Regarding the determination of metallic elements, atomic spectrometry techniques are
preferred. Flame atomic absorption spectrometry (FAAS) and electrothermal atomic
absorption spectrometry (ETAAS) are the most common ones and they have been used
to determine metallic elements (e.g., Ti or Zn in sunscreens or contaminants (e.g., Pb or
Cd in lipsticks. Other techniques used are inductively coupled plasma atomic emission
spectrometry (ICP-AES), inductively coupled plasma coupled to mass spectrometry
(ICP-MS) or atomic fluorescence spectrometry.

Flame Atomic Absorption Spectrometry


Flame atomic absorption spectrometry (FAAS) is a mature analytical method, which is
present in almost any analytical laboratory as a working horse for elemental
determinations of metals. Innovation, however, is still going on with respect to the
introduction of the sample into the atomizer and the increase of the analyte sampling
efficiencies and residence times in the atomizer. By the so-called furnace in flame
approach for volatile elements or volatile species forming elements especially, the
sampling efficiency can be considerably increased as compared to conventional
pneumatic nebulization with the possibility to considerably improve the power of
detection for a number of elements.

Atomization Processes in the Flame


Once the aerosol reaches the flame the droplets are desolvated to form a mist of salt
clotlets which then fuses and evaporates or sublimes. This process is critically
dependent on the size and number of the particles, their composition and the flame
mixture.
As the absolute concentration of analyte in the flame is very small (< 10 -3 atm), the
saturated vapour pressure may not be exceded even at temperatures below the melting
point.
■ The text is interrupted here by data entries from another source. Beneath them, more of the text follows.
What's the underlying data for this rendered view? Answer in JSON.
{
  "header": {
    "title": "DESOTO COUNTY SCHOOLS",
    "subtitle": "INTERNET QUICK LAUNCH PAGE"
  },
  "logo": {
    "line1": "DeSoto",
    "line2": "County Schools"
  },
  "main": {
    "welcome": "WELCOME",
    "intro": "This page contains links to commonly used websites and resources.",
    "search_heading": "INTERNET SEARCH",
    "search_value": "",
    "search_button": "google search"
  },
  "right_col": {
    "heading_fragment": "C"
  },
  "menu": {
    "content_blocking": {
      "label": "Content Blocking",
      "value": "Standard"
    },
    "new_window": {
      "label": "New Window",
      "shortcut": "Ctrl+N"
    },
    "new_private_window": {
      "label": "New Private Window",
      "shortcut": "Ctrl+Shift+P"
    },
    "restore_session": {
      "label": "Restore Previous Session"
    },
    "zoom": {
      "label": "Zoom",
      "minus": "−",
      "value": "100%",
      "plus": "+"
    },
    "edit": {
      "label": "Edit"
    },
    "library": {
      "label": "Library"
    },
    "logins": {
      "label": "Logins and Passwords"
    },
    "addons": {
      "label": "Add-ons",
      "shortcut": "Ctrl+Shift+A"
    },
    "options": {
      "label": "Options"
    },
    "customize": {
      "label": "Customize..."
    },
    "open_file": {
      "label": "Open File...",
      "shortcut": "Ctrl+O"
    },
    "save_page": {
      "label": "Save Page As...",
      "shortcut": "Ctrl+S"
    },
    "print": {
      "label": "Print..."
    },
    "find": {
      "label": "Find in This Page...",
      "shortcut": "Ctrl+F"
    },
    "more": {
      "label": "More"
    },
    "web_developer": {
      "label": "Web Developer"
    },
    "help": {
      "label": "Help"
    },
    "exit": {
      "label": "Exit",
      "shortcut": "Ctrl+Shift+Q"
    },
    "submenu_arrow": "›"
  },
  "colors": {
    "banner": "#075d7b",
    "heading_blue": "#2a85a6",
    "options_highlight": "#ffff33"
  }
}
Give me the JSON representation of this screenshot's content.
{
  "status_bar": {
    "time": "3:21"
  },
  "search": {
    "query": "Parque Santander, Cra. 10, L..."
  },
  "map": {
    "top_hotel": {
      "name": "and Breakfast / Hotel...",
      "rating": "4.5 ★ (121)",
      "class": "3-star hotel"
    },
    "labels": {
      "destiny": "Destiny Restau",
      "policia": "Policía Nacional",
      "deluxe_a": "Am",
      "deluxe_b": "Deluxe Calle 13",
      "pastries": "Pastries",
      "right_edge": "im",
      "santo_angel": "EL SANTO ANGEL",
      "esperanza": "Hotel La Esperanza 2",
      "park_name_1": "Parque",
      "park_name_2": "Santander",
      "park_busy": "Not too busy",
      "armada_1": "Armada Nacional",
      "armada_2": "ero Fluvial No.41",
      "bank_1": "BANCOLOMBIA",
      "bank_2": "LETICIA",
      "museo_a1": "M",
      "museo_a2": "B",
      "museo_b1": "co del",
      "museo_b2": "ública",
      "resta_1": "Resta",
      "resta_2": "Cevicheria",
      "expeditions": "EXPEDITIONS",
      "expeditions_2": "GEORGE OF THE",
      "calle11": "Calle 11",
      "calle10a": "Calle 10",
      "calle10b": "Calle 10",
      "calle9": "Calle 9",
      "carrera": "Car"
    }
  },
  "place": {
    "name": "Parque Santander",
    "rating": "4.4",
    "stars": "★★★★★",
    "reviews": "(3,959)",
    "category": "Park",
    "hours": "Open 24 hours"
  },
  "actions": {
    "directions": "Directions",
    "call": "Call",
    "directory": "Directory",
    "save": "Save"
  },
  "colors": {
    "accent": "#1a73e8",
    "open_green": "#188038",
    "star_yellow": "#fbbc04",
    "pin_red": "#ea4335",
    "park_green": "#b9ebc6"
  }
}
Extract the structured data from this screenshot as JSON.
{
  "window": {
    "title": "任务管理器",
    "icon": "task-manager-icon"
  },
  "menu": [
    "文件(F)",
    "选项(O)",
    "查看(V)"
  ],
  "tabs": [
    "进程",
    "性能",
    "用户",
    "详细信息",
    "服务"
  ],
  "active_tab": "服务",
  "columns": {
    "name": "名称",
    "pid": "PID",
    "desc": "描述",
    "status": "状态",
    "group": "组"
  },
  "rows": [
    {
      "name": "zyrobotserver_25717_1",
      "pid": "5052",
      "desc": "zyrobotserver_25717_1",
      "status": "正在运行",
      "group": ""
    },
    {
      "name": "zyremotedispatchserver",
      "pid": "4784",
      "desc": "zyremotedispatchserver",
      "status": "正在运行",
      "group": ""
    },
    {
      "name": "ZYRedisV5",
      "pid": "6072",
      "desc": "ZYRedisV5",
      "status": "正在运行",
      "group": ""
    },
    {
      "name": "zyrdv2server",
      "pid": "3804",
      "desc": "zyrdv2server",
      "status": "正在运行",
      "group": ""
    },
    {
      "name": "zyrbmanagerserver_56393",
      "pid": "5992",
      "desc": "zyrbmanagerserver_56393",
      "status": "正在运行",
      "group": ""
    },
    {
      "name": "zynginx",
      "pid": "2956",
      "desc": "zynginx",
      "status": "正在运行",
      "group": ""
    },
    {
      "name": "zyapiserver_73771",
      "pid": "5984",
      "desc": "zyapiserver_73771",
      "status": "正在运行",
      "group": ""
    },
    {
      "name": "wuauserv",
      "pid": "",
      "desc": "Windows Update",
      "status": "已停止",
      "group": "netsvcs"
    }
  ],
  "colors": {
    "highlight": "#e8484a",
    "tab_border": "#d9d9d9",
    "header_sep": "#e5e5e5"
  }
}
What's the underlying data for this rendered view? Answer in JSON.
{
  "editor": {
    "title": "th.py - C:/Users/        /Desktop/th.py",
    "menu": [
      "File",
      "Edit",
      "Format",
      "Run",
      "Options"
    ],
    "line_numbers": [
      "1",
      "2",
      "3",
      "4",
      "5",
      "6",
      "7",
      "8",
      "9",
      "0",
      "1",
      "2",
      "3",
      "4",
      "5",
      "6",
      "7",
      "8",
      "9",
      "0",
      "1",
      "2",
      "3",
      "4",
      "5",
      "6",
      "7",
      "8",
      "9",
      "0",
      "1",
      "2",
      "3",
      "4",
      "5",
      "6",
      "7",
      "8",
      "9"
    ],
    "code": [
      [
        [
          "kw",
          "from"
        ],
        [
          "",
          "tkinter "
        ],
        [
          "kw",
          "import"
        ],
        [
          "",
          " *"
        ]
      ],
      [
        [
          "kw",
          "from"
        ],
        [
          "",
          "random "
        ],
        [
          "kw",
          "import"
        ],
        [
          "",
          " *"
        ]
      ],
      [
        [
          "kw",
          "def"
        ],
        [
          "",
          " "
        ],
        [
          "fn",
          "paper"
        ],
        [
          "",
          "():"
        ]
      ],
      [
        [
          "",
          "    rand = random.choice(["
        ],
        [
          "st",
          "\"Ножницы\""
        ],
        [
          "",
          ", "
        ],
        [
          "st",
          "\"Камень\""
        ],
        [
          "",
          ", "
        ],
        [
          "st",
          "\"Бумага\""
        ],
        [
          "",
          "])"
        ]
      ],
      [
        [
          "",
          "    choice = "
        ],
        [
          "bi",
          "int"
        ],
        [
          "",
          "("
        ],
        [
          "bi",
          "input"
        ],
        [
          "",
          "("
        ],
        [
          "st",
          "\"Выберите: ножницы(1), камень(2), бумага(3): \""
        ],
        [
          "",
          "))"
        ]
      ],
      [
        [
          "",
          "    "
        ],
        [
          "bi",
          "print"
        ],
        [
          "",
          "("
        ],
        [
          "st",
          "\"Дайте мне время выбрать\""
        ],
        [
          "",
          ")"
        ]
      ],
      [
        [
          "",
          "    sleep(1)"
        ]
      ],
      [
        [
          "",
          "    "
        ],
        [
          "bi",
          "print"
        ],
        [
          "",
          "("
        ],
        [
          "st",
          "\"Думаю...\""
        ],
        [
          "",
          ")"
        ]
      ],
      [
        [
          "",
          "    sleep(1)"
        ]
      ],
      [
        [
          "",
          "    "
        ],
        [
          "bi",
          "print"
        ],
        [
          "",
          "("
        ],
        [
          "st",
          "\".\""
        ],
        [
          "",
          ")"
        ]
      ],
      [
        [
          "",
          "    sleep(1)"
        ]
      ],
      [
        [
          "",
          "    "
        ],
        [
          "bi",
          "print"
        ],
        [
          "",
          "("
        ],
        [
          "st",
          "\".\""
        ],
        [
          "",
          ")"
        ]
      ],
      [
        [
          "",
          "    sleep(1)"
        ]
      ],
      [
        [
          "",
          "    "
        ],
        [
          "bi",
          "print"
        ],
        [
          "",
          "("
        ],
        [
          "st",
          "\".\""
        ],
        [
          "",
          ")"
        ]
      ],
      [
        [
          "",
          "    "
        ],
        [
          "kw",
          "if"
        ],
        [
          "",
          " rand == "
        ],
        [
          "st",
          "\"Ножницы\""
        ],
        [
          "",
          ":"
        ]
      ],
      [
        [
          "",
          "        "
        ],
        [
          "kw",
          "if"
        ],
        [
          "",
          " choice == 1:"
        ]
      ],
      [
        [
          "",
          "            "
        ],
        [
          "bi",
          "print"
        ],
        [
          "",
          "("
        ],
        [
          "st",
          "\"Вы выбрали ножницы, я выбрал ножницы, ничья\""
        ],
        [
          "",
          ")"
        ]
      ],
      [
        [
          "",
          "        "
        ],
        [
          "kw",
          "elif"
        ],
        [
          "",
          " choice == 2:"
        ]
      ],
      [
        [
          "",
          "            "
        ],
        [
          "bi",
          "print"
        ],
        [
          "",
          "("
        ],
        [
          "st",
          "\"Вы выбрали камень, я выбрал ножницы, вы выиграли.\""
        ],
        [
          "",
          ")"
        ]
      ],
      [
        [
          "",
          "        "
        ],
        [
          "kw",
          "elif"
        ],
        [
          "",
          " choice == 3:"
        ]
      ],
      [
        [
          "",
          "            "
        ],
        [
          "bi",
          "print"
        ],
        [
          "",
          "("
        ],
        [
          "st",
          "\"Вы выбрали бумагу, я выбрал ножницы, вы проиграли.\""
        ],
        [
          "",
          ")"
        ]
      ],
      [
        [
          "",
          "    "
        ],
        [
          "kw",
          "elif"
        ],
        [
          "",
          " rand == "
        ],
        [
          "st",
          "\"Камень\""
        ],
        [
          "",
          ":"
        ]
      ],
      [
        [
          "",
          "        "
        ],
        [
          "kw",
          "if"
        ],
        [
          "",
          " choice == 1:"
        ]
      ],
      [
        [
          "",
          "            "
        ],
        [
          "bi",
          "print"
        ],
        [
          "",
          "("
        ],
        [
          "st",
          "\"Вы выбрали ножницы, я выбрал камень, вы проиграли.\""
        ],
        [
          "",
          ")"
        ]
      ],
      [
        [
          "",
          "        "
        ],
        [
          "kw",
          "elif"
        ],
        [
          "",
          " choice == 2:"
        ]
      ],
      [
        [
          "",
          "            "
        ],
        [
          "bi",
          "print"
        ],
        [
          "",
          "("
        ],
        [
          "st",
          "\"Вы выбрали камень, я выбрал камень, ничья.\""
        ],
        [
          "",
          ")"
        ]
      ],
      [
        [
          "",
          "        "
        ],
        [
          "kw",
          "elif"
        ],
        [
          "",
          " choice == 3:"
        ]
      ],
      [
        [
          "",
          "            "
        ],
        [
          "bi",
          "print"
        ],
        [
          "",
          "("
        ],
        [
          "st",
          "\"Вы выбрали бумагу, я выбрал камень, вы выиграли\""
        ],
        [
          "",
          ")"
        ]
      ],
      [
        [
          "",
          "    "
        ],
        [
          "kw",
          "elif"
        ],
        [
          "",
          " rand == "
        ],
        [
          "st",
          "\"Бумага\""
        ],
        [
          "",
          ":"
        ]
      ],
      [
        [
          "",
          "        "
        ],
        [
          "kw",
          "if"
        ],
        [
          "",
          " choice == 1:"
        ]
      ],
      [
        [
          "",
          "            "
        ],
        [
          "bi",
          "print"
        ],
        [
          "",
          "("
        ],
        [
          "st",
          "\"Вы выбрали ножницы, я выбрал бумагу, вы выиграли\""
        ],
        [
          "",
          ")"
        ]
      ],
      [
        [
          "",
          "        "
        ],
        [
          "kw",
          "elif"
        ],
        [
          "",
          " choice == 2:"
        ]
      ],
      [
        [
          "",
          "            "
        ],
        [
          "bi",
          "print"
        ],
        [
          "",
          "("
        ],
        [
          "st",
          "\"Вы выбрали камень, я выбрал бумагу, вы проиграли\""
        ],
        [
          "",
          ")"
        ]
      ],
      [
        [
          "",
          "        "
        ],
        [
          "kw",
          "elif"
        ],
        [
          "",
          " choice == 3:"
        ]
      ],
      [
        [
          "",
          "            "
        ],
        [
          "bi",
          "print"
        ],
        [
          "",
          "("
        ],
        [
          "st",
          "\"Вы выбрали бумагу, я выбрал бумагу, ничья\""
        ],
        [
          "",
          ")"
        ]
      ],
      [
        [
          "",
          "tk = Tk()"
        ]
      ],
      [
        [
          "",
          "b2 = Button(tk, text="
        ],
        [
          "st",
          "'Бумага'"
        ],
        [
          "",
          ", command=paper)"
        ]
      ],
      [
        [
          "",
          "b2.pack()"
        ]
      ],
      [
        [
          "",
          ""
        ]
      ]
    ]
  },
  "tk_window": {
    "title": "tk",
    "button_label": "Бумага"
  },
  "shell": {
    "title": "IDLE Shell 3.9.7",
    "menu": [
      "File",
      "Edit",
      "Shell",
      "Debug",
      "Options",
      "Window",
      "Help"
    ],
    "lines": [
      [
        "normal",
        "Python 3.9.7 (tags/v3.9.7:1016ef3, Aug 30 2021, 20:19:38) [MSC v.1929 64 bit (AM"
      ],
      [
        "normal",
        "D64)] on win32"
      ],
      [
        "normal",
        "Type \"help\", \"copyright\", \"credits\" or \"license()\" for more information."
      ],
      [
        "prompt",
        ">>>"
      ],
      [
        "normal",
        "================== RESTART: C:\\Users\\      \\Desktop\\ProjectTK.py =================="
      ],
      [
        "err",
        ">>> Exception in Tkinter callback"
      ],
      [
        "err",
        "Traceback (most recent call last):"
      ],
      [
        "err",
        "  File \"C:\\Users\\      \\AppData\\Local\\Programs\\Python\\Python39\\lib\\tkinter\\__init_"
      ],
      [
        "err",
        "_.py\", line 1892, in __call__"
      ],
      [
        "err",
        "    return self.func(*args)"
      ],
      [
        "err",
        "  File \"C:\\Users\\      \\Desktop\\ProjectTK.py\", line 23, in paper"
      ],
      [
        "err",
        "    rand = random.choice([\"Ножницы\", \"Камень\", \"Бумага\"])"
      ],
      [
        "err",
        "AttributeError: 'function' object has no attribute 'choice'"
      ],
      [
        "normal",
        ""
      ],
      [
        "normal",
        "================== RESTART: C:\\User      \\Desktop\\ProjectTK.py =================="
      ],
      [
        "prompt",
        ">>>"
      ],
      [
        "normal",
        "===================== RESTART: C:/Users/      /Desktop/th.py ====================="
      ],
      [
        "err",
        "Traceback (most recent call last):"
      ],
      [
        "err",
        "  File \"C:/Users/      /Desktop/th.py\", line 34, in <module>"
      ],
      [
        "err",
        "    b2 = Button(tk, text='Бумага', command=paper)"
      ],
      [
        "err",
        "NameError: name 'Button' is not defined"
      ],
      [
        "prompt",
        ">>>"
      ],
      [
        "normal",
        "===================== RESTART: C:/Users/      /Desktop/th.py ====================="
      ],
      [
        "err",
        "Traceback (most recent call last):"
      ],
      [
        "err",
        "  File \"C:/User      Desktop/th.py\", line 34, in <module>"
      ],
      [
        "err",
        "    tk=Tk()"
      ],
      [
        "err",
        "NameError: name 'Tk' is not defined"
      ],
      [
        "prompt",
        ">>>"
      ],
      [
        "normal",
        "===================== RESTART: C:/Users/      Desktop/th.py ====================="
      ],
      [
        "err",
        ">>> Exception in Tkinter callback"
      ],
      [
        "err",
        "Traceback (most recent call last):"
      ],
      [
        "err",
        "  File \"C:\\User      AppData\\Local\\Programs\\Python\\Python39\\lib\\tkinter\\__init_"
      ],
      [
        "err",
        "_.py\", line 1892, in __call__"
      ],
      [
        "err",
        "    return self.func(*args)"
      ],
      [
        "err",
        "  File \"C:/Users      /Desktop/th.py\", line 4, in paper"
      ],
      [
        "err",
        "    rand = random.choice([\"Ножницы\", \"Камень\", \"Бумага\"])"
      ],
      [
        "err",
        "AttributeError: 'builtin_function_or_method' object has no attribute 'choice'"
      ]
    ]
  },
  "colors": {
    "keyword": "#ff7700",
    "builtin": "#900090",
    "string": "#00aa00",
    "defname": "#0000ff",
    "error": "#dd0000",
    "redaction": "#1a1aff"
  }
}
The vaporization is fast; the molecules which make up the vapour decomposing
into individual atoms almost instantaneously. In fact the distance which the sample
travels through the flame before atomization may be very short, for example less than 1
cm for sodium chloride in an air-acetylene flame. Higher in the flame the sodium
concentration will slowly decrease due to cooling of the flame and the composition of the
flame has little effect on the atomization process. Other species, however, are more
refractory (e.g. the alkaline-earth and rare-earth oxides) and may require a hotter flame
and reducing environment to aid dissociation, thus reflecting the importance of flame
chemistry (both ground state and excited atoms may be produced by radical reactions in
the primary reaction zone of the flame).
For many elements the atomization efficiency, defined as the ratio of the number of
atoms to the total number of analyte species, atoms, ions and molecules in the flame, is
1, although for other elements (for example the lanthanoids) it is less than 1, even in a
nitrous oxide acetylene flame. However, the formation of atoms is not the end of the
story since once formed they may be lost through compound formation or ionization.
Ionization increases exponentially with temperature and is a particular problem for the
elements on the left of the periodic table, i.e. the alkali and the alkaline-earth elements. It
is also a problem with Al, Ga, In, Sc, Ti and Tl, in the nitrous oxide-acetylene flame.